CRAFT / DIGITAL / IDENTITY / MERCH / PRINT
ROSKILDE FESTIVAL
The identity for Roskilde Festival 2017 came out of the festival's graffiti culture – and started with a gradient we sprayed by hand.
For Roskilde Festival 2017, we drew on the festival's long connection to graffiti and DIY. The centre of the whole identity was a single hand-sprayed gradient: aerosol paint on soft billboard paper, fading from white to deep black through thousands of sprayed dots.

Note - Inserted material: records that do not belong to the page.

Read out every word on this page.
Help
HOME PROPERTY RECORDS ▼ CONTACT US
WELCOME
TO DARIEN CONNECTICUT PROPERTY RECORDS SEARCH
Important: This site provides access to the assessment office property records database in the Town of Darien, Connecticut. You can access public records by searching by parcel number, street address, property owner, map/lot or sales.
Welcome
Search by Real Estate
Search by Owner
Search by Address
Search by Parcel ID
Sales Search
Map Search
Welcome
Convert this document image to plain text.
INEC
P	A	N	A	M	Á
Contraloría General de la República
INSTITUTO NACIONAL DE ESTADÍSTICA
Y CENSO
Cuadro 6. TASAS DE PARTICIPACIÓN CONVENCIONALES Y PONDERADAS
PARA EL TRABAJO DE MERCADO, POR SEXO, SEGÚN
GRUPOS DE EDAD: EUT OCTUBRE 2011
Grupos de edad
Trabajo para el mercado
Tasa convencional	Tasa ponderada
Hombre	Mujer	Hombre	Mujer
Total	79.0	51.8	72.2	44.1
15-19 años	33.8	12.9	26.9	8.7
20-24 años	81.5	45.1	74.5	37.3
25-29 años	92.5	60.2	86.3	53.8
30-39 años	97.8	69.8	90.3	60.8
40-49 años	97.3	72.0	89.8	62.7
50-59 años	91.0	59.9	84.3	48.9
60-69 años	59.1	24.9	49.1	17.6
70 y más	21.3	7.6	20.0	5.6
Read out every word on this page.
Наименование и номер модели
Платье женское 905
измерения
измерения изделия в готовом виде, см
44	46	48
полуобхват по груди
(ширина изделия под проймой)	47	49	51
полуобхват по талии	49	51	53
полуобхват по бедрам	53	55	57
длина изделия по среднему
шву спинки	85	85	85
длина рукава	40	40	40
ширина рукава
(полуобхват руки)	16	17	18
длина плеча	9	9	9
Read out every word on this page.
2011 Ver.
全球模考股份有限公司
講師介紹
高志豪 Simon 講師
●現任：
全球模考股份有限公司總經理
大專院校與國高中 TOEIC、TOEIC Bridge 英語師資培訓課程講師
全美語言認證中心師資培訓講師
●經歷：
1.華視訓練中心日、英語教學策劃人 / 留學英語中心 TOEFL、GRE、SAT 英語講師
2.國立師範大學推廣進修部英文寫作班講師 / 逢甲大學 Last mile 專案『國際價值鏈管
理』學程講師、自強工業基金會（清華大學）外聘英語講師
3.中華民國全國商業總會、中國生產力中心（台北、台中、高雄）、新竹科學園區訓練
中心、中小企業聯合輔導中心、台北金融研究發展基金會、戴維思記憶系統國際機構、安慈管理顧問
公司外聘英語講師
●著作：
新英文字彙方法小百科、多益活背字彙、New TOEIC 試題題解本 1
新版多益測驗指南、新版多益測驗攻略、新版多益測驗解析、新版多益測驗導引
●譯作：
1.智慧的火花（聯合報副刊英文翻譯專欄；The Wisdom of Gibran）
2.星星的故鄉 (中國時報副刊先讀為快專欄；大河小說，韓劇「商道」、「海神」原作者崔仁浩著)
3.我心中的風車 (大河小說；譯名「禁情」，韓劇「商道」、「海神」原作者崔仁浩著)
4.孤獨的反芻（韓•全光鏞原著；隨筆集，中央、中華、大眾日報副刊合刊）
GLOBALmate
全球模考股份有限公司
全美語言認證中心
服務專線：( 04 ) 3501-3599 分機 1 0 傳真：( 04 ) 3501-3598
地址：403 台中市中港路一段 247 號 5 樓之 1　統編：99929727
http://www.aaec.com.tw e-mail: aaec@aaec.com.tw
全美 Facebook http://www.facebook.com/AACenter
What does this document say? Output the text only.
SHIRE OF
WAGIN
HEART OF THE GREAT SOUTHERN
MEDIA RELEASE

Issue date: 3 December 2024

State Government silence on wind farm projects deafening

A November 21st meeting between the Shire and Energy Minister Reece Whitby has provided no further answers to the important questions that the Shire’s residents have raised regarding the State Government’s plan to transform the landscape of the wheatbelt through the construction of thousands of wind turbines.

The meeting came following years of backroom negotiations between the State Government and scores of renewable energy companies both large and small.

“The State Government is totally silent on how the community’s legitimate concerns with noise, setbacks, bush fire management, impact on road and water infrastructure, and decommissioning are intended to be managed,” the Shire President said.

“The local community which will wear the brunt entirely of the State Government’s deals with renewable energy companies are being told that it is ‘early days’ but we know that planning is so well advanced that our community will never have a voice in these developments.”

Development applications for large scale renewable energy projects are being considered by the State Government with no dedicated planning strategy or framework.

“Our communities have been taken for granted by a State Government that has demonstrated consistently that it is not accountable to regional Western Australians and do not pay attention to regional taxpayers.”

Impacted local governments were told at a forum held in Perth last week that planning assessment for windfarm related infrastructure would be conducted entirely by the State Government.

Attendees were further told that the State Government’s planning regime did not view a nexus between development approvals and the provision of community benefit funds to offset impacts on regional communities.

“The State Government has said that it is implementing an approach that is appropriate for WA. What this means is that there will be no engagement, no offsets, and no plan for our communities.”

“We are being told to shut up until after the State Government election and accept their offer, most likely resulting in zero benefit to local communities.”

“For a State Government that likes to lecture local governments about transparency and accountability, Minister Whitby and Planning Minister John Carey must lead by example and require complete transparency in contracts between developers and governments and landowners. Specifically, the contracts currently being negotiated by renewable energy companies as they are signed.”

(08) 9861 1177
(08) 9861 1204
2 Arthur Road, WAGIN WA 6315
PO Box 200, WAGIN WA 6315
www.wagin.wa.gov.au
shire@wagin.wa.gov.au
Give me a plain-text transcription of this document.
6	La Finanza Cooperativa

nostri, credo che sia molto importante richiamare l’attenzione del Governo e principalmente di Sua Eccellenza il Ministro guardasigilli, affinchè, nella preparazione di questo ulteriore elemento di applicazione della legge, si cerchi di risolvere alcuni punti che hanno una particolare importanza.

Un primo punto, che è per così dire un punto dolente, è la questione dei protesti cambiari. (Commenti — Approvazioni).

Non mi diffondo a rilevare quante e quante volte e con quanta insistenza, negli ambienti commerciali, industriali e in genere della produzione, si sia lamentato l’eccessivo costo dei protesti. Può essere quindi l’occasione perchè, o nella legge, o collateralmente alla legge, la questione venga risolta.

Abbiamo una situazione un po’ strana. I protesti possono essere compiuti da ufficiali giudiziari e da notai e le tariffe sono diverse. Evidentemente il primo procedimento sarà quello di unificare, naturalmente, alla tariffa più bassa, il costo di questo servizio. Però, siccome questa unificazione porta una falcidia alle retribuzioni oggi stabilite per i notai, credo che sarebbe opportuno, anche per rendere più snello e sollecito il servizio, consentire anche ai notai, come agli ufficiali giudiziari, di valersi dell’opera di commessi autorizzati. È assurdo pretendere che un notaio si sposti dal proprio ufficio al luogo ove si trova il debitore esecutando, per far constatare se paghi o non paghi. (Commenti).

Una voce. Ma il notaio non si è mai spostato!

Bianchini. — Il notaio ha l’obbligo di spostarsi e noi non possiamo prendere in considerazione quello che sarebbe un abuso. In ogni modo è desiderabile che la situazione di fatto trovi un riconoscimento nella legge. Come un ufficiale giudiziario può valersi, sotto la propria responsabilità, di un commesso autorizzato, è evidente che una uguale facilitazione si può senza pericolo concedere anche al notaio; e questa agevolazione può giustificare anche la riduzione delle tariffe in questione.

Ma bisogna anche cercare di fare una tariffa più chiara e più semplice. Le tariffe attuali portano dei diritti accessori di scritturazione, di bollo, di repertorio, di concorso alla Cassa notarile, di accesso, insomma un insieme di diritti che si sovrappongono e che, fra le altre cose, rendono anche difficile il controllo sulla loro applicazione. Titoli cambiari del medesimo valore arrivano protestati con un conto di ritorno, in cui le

We called it The Citizens Gradient. Roskilde is Denmark's fourth-largest city while it's standing, and from a distance the sprayed surface starts to look like a crowd seen from above – the density and movement of people packed in front of the Orange Stage. We made the original backdrop by hand in the festival's graffiti area, filmed it on site, then photographed and digitised it for the rest of the identity.
PAINTED BY HAND, BUILT INTO A SYSTEM
We didn't fake the effect digitally. The identity was built from the real thing, which kept the grain, the softness and the unpredictability of sprayed paint. The making was public, part of the festival itself, and it became a short concept film for that year's identity.
From there the gradient ran everywhere: posters, programmes, digital campaigns, large banners, ads, signage, and the official wristbands. Set against each stage's own colour, the sprayed texture held up whether it was printed huge or rendered sharp on screen – always, unmistakably, Roskilde 2017.